でも、初期投資と引き換えに手間や時間が削減できれば、そのぶんプライベートが充実しませんか? それは十分に「対価」と言えますよね。

――お金以上に貴重な対価かもしれませんね。その対価を得るために、まずは課題を設定し、最も効果的なアプローチを考えていくような経営者視点が大事だと。

例えば、洗濯が苦手だとします。その課題に対して、なぜ苦手なのか原因を究明し、解決方法を考えるのが経営者です。結果、「洗濯物がすぐ溜まってしまうこと」にうんざりしているなら、そもそも溜まらないよう大きな洗濯機に買い換える、洗濯の回数を減らすために服を増やす、といったアプローチが考えられますよね。

――まずは苦手な家事とその理由を書き出してみるのが、第一歩かもしれませんね。

そう思います。もっと言えば、苦手な家事の「時間」を記録してみるといいですよ。そこで、「ムダだからやめたほうがいい」と思うか、逆に「意外と2〜3分で片付く作業だから、まあやるか」と思えるのか。数値化することは、とてもいい判断材料になりますから。

――様々なヒントをありがとうございます。なんだか前向きに取り組めそうな気がしてきました。

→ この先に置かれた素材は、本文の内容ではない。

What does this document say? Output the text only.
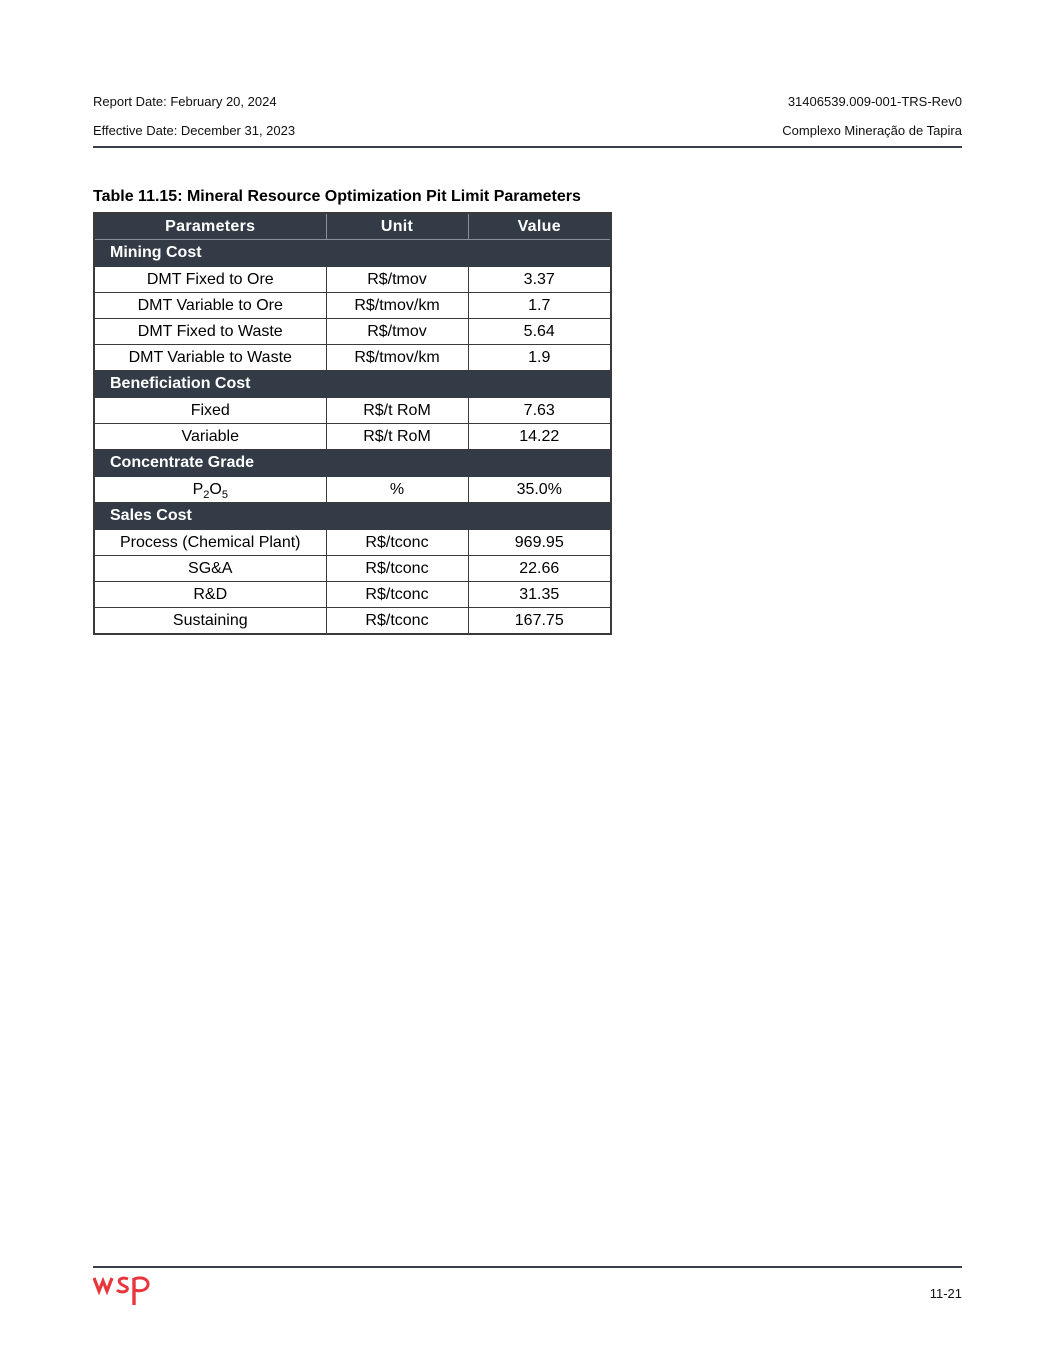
Report Date: February 20, 2024
Effective Date: December 31, 2023
31406539.009-001-TRS-Rev0
Complexo Mineração de Tapira
Table 11.15: Mineral Resource Optimization Pit Limit Parameters
Parameters	Unit	Value
Mining Cost		
DMT Fixed to Ore	R$/tmov	3.37
DMT Variable to Ore	R$/tmov/km	1.7
DMT Fixed to Waste	R$/tmov	5.64
DMT Variable to Waste	R$/tmov/km	1.9
Beneficiation Cost		
Fixed	R$/t RoM	7.63
Variable	R$/t RoM	14.22
Concentrate Grade		
$P_2O_5$	%	35.0%
Sales Cost		
Process (Chemical Plant)	R$/tconc	969.95
SG&A	R$/tconc	22.66
R&D	R$/tconc	31.35
Sustaining	R$/tconc	167.75
11-21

家事は仕事と違って、フィードバックが早いので、すぐに改善点が見つけられます。そうやって少しずつ進歩を感じられれば、少しずつ家事を楽しめるようになるはずです

友達限定のSNSなどで家事の様子をシェアすれば、フォロワーの反応で上達具合も実感しやすいと思いますよ。僕も料理を覚えたての頃はFacebookに失敗した料理をアップしていました。友達なら失敗しても笑ってくれますからね。ぜひ、自分なりのアプローチで挑戦してみてほしいですね。